Mentre ci avviciniamo, la costa avvolta da una leggera bruma e il mare calmo, andava schiarendo. Una cosa attirò la mia attenzione, sullo sfondo, le colline erano piene di casucce disposte sui pendii come un grande presepio e non si capiva, almeno per me novello arrivato, perchè stavano lì e perchè così tante una a ridosso dell'altra come per sostenersi. Poi saprò la ragione, solo stavo arrivando in America, quella del Sud. Il nuovo Mondo, quasi seguendo la rotta di Colombo cercando nuovi orizzonti. Lui aveva incontrato una nuova terra, io solo avevo 29 anni, pieno di vita, di sogni, desideri repressi e tante illusioni.
Erano passati undici anni dalla fine della guerra e l'Italia ancora in una grande crisi.
Tutto passa e rimane assopito nel ricordo, l'Italia incominciava a rialzarsi e leccarsi le ferite, tutto era difficile, la vita e il lavoro scarso. Un giorno pensando che avrei migliorato le mie condizioni di vita e della mia famiglia, scoppiai come un tappo di champan quando mi si presentò l'occasione di emigrare. Lasciai tutto, il certo per l'incerto, verso la terra di Cristoforo Colombo con lo slancio che solo la disperazione o la gioventù è capace di fare, correndo verso un miraggio pieno di ottimismo, senza pensare a quello che mi aspettava nell'intermezzo, proprio come quando si parte per la guerra e si pensa che solo si va per vincere, mentre....
Cinquant'anni sono passati, vita piena di speranze, ideali, sogni e gioia di vivere però a costa di tanto, tanto soffrimento:" terra straniera quanta malinconia", la cantava Claudio Villa.
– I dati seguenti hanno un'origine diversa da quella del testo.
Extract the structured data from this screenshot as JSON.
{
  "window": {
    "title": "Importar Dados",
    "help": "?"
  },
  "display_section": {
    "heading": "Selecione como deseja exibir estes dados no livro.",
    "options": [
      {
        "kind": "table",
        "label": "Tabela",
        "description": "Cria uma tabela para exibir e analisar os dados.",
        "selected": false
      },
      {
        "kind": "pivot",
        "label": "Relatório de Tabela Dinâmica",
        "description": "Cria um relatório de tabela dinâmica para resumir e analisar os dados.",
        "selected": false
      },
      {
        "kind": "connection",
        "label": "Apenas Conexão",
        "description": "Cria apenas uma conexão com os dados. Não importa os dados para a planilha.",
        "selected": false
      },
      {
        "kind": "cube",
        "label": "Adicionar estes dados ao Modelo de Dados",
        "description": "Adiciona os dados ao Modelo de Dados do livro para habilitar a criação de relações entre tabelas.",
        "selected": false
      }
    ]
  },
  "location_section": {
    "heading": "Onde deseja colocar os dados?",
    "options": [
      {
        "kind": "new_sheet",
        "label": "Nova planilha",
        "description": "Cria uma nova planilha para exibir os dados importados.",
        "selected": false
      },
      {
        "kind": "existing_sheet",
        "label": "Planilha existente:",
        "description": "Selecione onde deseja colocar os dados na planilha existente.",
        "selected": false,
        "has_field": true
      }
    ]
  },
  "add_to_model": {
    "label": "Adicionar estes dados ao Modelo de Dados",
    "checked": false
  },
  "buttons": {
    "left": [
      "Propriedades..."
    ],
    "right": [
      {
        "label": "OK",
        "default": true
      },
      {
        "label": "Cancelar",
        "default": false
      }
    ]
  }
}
Ricordare è rivivere le emozioni, i momenti belli e amari; di quello che pensavo potesse essere differente; differente per lo meno di quello che stavo lasciando dietro, qualcosa di indefinito, non mi sentivo soddisfatto, contento, però per che cosa! Era come se si volesse trattenere un cavallo che vuol correrre...dove?...solo correrre.
Così mi sentivo io, la gioventù mi spingeva avanti senza pensare a cosa andavo incontro idioma,gente, costumi e una idiosincrasia completamente differente e chissà incompatibile. Come definirla quella forza interna che muove montagne, quella fede in se stessi che fa superare i peggiori ostacoli....quello fu un giorno di vera pazzia che in un momento di fantasia visionaria, volli cambiare la monotonia e il circolo nel quale mi sentivo chiuso, per raggiungere qualcosa di più, che cosa ? a saperlo...solo seguendo un impulso che alle volte ti confonde la realtà con la fantasia, le difficoltà che si possono presentare come per esempio la lingua spagnola che neppure conoscevo ma, con lo stesso impeto incosciente dicevo:- lo spagnolo? Facile basta aggiungere una "s" a tutto ed è fatto...che errato stavo, era incominciata la mia avventura.